Quartiers moins pauvres, repas plus chers pour les élèves

Les élèves de quatorze écoles primaires n’auront plus droit à des repas à petit prix réservés aux enfants de milieux démunis.
Photo: Annik MH de Carufel Le Devoir Les élèves de quatorze écoles primaires n’auront plus droit à des repas à petit prix réservés aux enfants de milieux démunis.

L’embourgeoisement de quartiers populaires comme Hochelaga, Saint-Henri et Pointe-Saint-Charles privera des centaines d’élèves du primaire de dîners à 1 $ offerts aux enfants des secteurs défavorisés.

La nouvelle carte de la défavorisation dans l’île de Montréal, établie d’après le recensement de 2016, confirme que certains quartiers se sont enrichis avec l’arrivée de familles mieux nanties. Résultat : les élèves de quatorze écoles primaires n’auront plus droit à des repas à petit prix réservés aux enfants de milieux démunis.

Trois de ces écoles sont situées dans le Sud-Ouest (Pointe-Saint-Charles et Saint-Henri), quatre dans Hochelaga-Maisonneuve, et deux dans Saint-Michel. Les autres se trouvent dans Ahuntsic, Villeray, Rosemont, Verdun et LaSalle.

Ces dîners à 1 $ sont financés par le Comité de gestion de la taxe scolaire de l’île de Montréal, établi par les cinq commissions scolaires de l’agglomération (trois francophones et deux anglophones). Les élèves de quartiers défavorisés paient 1 $ pour ces repas (grâce à la subvention du Comité), mais ceux de quartiers mieux nantis y ont quand même accès pour moins de 5 $ par jour.

300
Nombre d’élèves de deux écoles primaires, Ludger-Duvernay dans Saint-Henri et Charles-Lemoyne dans Pointe-Saint-Charles, qui perdront les repas à 1$.

Seules les écoles faisant partie des secteurs parmi les 20 % les plus défavorisés de l’île de Montréal ont droit à cette « mesure alimentaire ». Les quatorze écoles qui perdent cette subvention sont situées dans des secteurs où sévit l’embourgeoisement : les prix des logements et des maisons explosent avec l’arrivée de familles nanties, mais des familles pauvres continuent d’habiter ces quartiers.

« Des centaines d’enfants démunis ont des besoins réels, mais n’ont aucun soutien parce qu’ils habitent dans un quartier qui devient moins défavorisé.
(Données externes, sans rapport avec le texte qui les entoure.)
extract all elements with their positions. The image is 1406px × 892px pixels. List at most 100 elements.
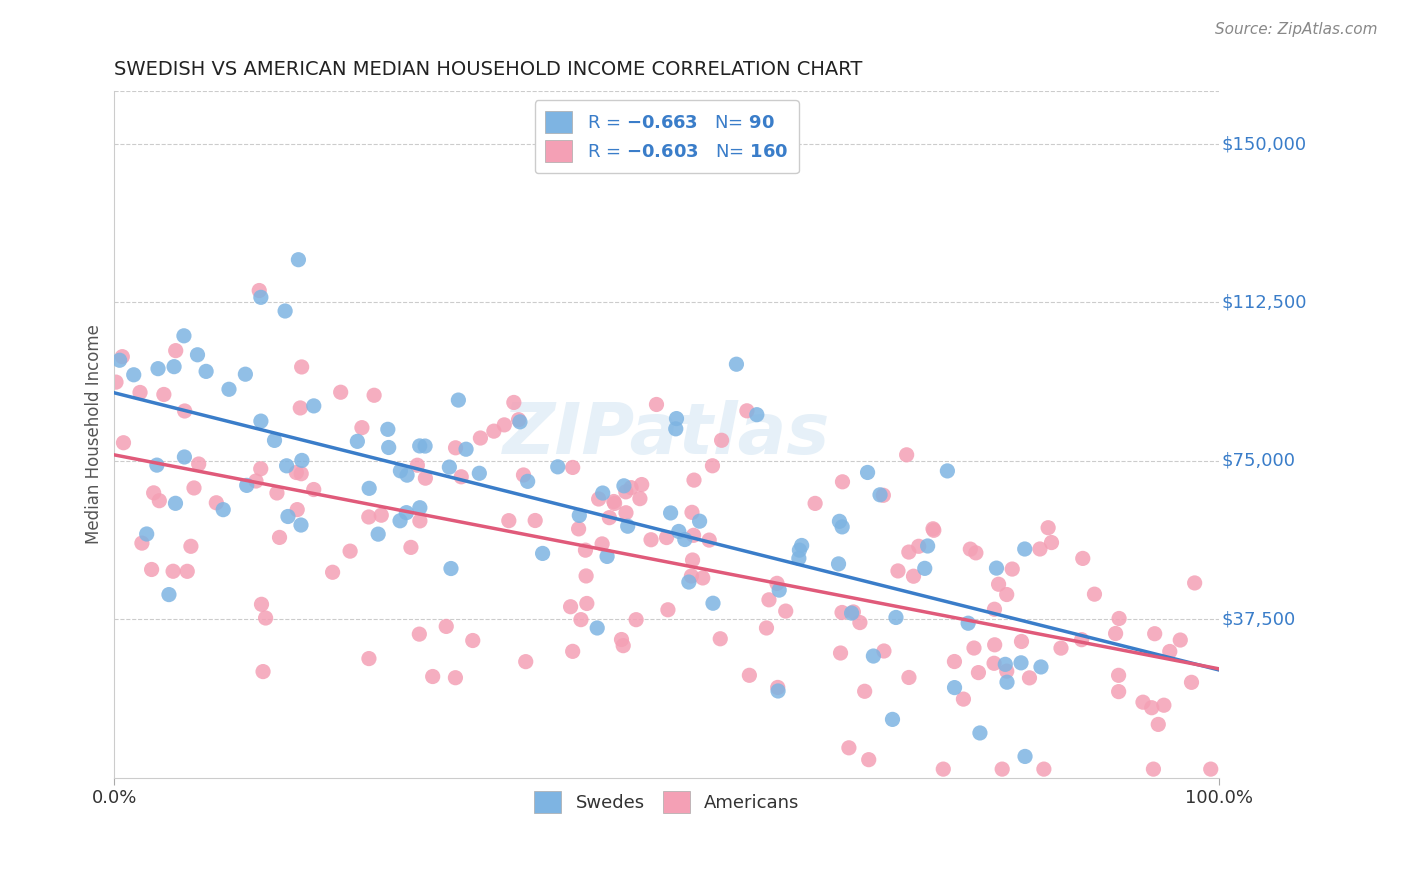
Americans — [657, 603, 679, 617]
Americans — [1108, 611, 1130, 625]
Americans — [1083, 587, 1105, 601]
Americans — [853, 684, 876, 698]
Americans — [645, 397, 668, 411]
Americans — [1040, 535, 1063, 549]
Americans — [339, 544, 361, 558]
Americans — [614, 484, 637, 499]
Americans — [357, 510, 380, 524]
Americans — [357, 651, 380, 665]
Swedes — [389, 514, 412, 528]
Americans — [1168, 633, 1191, 648]
Swedes — [447, 393, 470, 408]
Americans — [508, 413, 530, 427]
Americans — [165, 343, 187, 358]
Americans — [897, 545, 920, 559]
Americans — [755, 621, 778, 635]
Swedes — [439, 460, 461, 475]
Americans — [1018, 671, 1040, 685]
Americans — [995, 588, 1018, 602]
Americans — [1147, 717, 1170, 731]
Swedes — [287, 252, 309, 267]
Americans — [682, 528, 704, 542]
Swedes — [768, 583, 790, 598]
Swedes — [766, 684, 789, 698]
Swedes — [440, 561, 463, 575]
Swedes — [884, 610, 907, 624]
Americans — [1153, 698, 1175, 713]
Swedes — [827, 557, 849, 571]
Americans — [153, 387, 176, 401]
Americans — [610, 632, 633, 647]
Americans — [967, 665, 990, 680]
Swedes — [409, 439, 432, 453]
Americans — [1132, 695, 1154, 709]
Swedes — [165, 496, 187, 510]
Americans — [205, 496, 228, 510]
Americans — [249, 462, 271, 476]
Swedes — [957, 616, 980, 631]
Americans — [620, 481, 643, 495]
Americans — [766, 681, 789, 695]
Swedes — [668, 524, 690, 539]
Text: Source: ZipAtlas.com: Source: ZipAtlas.com — [1215, 22, 1378, 37]
Americans — [568, 522, 591, 536]
Swedes — [173, 328, 195, 343]
Swedes — [592, 486, 614, 500]
Americans — [502, 395, 524, 409]
Americans — [603, 496, 626, 510]
Americans — [129, 385, 152, 400]
Americans — [709, 632, 731, 646]
Text: $150,000: $150,000 — [1222, 135, 1306, 153]
Swedes — [831, 520, 853, 534]
Americans — [842, 605, 865, 619]
Americans — [943, 655, 966, 669]
Americans — [640, 533, 662, 547]
Swedes — [235, 478, 257, 492]
Americans — [682, 553, 704, 567]
Swedes — [186, 348, 208, 362]
Swedes — [108, 353, 131, 368]
Swedes — [367, 527, 389, 541]
Swedes — [163, 359, 186, 374]
Americans — [250, 597, 273, 611]
Americans — [588, 491, 610, 506]
Swedes — [586, 621, 609, 635]
Americans — [302, 483, 325, 497]
Americans — [1180, 675, 1202, 690]
Americans — [1108, 684, 1130, 698]
Americans — [838, 740, 860, 755]
Americans — [1032, 762, 1054, 776]
Swedes — [1029, 660, 1052, 674]
Americans — [1070, 632, 1092, 647]
Americans — [329, 385, 352, 400]
Americans — [285, 502, 308, 516]
Americans — [775, 604, 797, 618]
Swedes — [994, 657, 1017, 672]
Swedes — [986, 561, 1008, 575]
Americans — [887, 564, 910, 578]
Swedes — [917, 539, 939, 553]
Americans — [903, 569, 925, 583]
Americans — [1001, 562, 1024, 576]
Americans — [399, 541, 422, 555]
Swedes — [841, 606, 863, 620]
Americans — [922, 522, 945, 536]
Americans — [176, 565, 198, 579]
Swedes — [745, 408, 768, 422]
Swedes — [943, 681, 966, 695]
Americans — [831, 606, 853, 620]
Swedes — [568, 508, 591, 523]
Americans — [247, 284, 270, 298]
Swedes — [409, 500, 432, 515]
Swedes — [531, 546, 554, 560]
Swedes — [195, 364, 218, 378]
Americans — [252, 665, 274, 679]
Americans — [804, 496, 827, 510]
Swedes — [274, 304, 297, 318]
Americans — [1142, 762, 1164, 776]
Americans — [830, 646, 852, 660]
Americans — [406, 458, 429, 473]
Americans — [569, 613, 592, 627]
Americans — [735, 404, 758, 418]
Americans — [952, 692, 974, 706]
Ça n’a aucun sens », dit Violaine Cousineau, commissaire indépendante à la Commission scolaire de Montréal (CSDM).

Un total de 300 élèves de deux écoles primaires de son district (Ludger-Duvernay, dans Saint-Henri, et Charles-Lemoyne, dans Pointe-Saint-Charles) perdront ces repas à 1 $.

Programme universel ?

La commissaire Cousineau et la présidente de la CSDM, Catherine Harel Bourdon, soutiennent que la seule façon de s’assurer que tous les élèves du Québec mangent à leur faim le midi est d’instaurer une mesure alimentaire universelle.

« Plusieurs pays de l’Organisation de coopération et de développement économiques (OCDE) ont une mesure comme celle-là, qui ne crée aucune discrimination entre enfants d’un milieu à l’autre », dit-elle. La CSDM estime qu’une aide alimentaire universelle coûterait 400 millions par année au gouvernement du Québec.

En attendant, les directions des écoles qui perdent leurs précieux repas du midi se démènent pour trouver une solution de rechange à court terme. Violaine Cousineau souligne aussi que les élèves démunis paient encore pour les compressions imposées en 2015 par le gouvernement libéral : à cause des coupes budgétaires, la CSDM avait dû mettre fin à une aide spéciale qu’elle accordait pour fournir des repas à 1 $ aux élèves des secteurs parmi les 20 % à 30 % les plus défavorisés.